Sam Stockman, Dan Lawson, & Maximilian J. Werner

Submitted September 11, 2022, SCEC Contribution #11932, 2022 SCEC Annual Meeting Poster #TBD

Point processes have been the dominant way of describing the evolution of seismicity for a while, with the Epidemic Type Aftershock Sequence (ETAS) model being the most successful. Recent advances in the field of machine learning have constructed highly flexible point process models using neural networks to seek improvements on existing parametric models. We conduct an investigation into the whether these flexible point process models can be applied to short term seismicity forecasting by extending an existing temporal neural model to the magnitude domain. Furthermore, we show how this model can be used to forecast earthquakes above a target magnitude threshold. We first find that the neural model can learn to capture synthetic ETAS data, however, requiring less computational time due to the fact that it is not dependent on the full history of the sequence.

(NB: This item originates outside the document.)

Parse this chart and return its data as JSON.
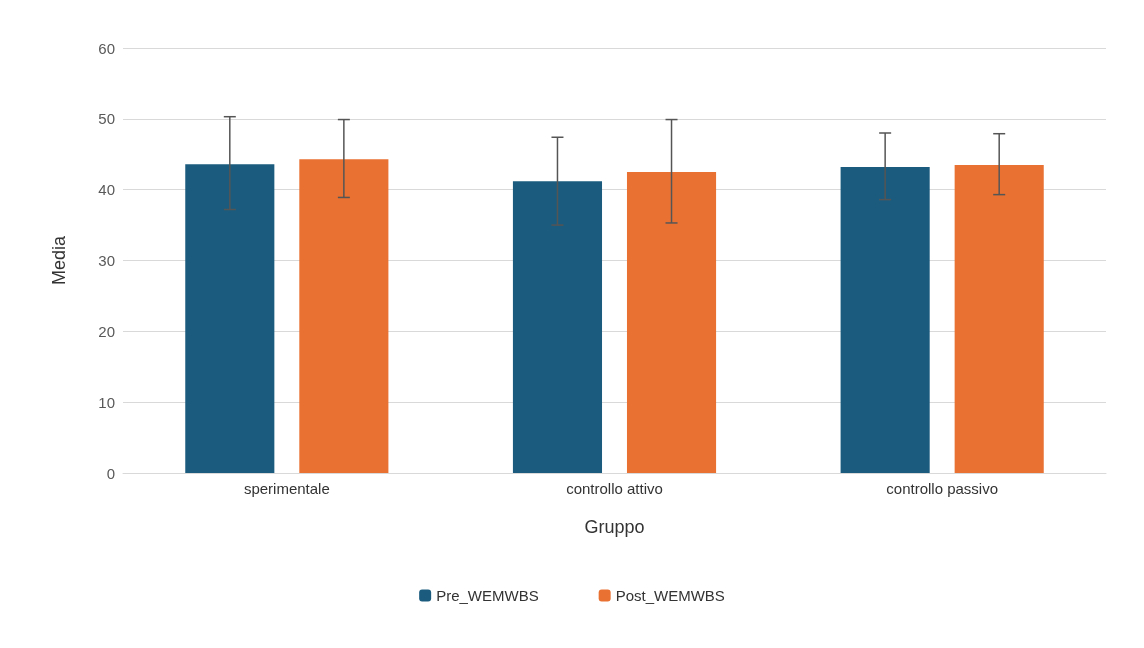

On data from a new high-resolution earthquake sequence in the Central Apennines we investigate the sensitivity of both ETAS and the neural model with respect to the lowest magnitude passed into each. We find that both models perform similarly at previously explored thresholds but as the magnitude is lowered the performance of ETAS reduces unlike that of the neural model. We argue that some of the gains made by the neural model are due to its ability to handle incomplete data. Since neither model has an overall forecasting advantage over the other, our work suggests that there is not enough signal in 2-dimensional data to give a neural model an advantage over ETAS, but does offer a more efficient way to model data incompleteness. Our work also stresses the need for considering temporal incompleteness when using new machine learning generated earthquake catalogs.

Stockman, S., Lawson, D., & Werner, M. J. (2022, 09). Targeting Temporal Seismicity with a Neural Point Process. Poster Presentation at 2022 SCEC Annual Meeting.